I just realize I never posted the results from my first batch of homemade root beer. This batch was brewed with sassafras root, licorice root, brown sugar, and molasses, then carbonated with baker’s yeast. The roots and sugar infused in hot water for two hours to make a tea, then they were mixed with water to make 1 liter and the yeast pitched when the liquid felt room temperature. Sealed up, the bottle sat overnight in the kitchen, then I put it in the fridge for two days to chill and let the flavors mellow.

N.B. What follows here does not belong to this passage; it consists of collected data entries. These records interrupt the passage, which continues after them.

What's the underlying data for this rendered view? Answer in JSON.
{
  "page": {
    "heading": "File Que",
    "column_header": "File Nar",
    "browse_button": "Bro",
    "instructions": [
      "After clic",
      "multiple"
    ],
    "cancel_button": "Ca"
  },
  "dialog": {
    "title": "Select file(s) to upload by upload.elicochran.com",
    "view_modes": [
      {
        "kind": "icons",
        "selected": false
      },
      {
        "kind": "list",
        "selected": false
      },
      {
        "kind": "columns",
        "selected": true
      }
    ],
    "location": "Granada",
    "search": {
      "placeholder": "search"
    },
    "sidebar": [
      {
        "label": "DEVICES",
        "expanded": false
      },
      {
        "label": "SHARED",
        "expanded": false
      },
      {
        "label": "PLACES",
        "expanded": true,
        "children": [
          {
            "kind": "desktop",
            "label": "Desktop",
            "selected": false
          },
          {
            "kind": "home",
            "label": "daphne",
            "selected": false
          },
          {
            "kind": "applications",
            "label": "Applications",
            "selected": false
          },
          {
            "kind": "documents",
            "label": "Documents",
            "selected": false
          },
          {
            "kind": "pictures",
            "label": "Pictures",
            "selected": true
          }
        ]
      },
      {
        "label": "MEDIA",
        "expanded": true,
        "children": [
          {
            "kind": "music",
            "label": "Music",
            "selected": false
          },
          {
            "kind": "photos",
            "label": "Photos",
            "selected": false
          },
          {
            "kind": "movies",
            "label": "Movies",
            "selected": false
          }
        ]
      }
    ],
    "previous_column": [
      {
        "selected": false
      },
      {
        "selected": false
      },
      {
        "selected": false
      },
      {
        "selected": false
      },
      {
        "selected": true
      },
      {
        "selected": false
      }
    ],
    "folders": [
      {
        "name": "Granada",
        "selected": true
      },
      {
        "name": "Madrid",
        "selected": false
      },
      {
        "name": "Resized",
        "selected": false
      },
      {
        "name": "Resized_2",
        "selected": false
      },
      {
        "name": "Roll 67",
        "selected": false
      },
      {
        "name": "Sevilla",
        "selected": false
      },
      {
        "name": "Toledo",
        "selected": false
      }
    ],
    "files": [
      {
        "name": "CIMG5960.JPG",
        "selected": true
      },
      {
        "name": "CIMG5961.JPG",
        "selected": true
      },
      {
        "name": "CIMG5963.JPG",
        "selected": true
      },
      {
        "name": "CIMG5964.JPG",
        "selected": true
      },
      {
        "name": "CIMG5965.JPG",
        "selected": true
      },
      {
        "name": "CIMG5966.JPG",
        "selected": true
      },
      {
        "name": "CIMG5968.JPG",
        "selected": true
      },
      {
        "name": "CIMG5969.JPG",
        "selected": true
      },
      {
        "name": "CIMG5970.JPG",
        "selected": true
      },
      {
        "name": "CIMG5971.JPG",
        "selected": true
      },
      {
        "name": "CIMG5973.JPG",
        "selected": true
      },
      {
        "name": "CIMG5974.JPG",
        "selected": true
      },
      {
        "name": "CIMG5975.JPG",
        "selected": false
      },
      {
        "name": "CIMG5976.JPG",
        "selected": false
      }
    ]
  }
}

Opening the bottle, it was a light, hazy amber color, but clearly had the rich aroma of root beer. Drinking it reminded me of a herbal tonic – it wasn’t especially sweet and had a slight woodsy flavor to it. My mom really liked this fact, as she was pleased it didn’t taste too sweet. For the entire liter there’s just a ¼ cup of brown sugar and a tablespoon of molasses. One website said you can get a dark, stout color by using all molasses for the sweetener, which is something I’ll try down the line.
Although I did really enjoy this recipe, I wanted to keep experimenting and get a better understanding of the different nuances of different recipes. The magazine Saveur actually posted one, which I just tried (once I finally found some birch trees). Savuer's recipe had a lot of "extra" ingredients in it (birch bark, ginger, vanilla, etc), and I think it just tasted muddled in the end, although the vanilla definitely made the root beer taste creamier.
So now I'm trying to perfect "my" root beer recipe, although using wild ingredients does make for a certain level of uncertainty. Sometimes the roots seem thick and smell intense, while sometimes they're skinny and seem almost dried and brittle. But I suppose that's half the fun with experiments like this.